Asbel to seek harvest of blessings at London Games
Posted Monday, February 6 2012 at 00:00
The athlete said that, despite competing in a race in which his father took part, he was proud to have had an opportunity run against him.
“I am sure the world’s 1,500m athletes – such as Hicham El Gurrouj and Amine Lalou (both of Morocco), as well as French’s Mehdi Baala and Deresse Mekonen of Ethiopia – have battled their fathers in competitions. I feel proud and privileged,” Asbel said as he cuddled his father.
He may, however, not defend the title at the 18th Africa Senior Athletics Championships in Porto Novo, Benin, later in June.
“I will race in the Diamond League series, starting it in Doha, then head to Edinburgh and Australia, preparing for Olympics,” said Asbel, who trains under Rosa and Associati stable. “I am confident we (Kenya) will retain the title since we have many good 1,500m runners.

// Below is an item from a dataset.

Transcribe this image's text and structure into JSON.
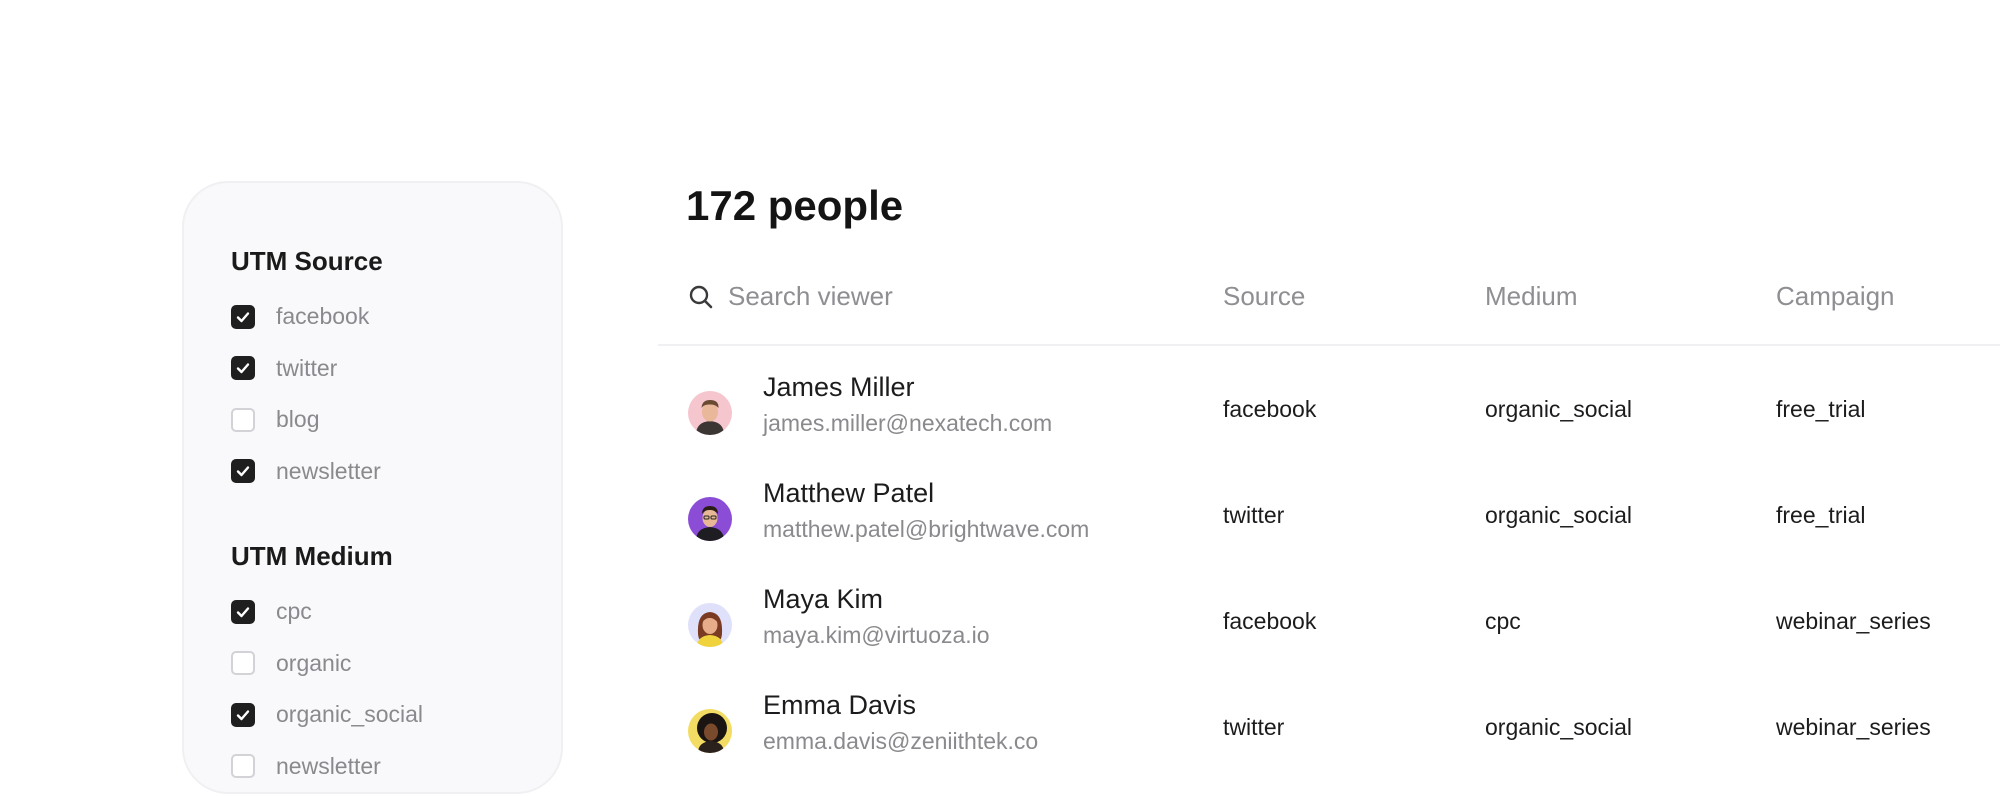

“I did not even defend my title at the All Africa Games in Maputo, Mozambique, last year and I am happy it remained in Kenya.”
Kebenei, 50, then chimes in: “Now he (Asbel) has my blessings; he is ready for prepare for the Olympic 1,500m final. I am certain he can make it.”
The humble and smiling Kebenei said he decided to train and compete with Asbel since he literally wanted his son to follow in his footsteps.
And Asbel has come a long way.
Dropped out of primary school
After dropping out of primary school in 2003 to concentrate on athletics, he was enrolled in HPTC by coaches Jimmy Beauttah and Joseph Ngure, who guided world beaters Daniel Komen and Moses Kiptanui,. He would later take part in the World Juniors national trials in 2006.
Asbel was then entered into a number of local cross country races, finishing in a dry run for the national cross country championships for the World Cross competition that would be staged in Mombasa.
Asbel however almost saw his dream to the national team for the Mombasa World Cross shattered after placing 11th at the national trials. The selectors hwever considered his consistency and picked him.
Running his first international race, the second-born in a family of three led the Kenyan 1-2-3-4 sweep.
The rest is history.
Prior to his Daegu conquest Asbel had finished fourth twice, at the 2007 and 2009 World Championships, largely due to his poor calculations – his ‘behind the pack’ running style.
Kebenei said: “He missed medals in the World Championships in Osaka and Berlin and, as an athlete, it disturbed me. I consoled him and gave him some winning tips which eventually paid off in Daegu.”
Just like his parents, who served in Kenya Police, Asbel is a police officer, and his brilliant shows on the track buttresses the myth that prowess in athletics is hereditary.
At just 18, Asbel stunned the world when he claimed the World Cross Country junior title in Mombasa in his maiden international race – barely 20 years after his father did. Both of them had their first international races in Kenya.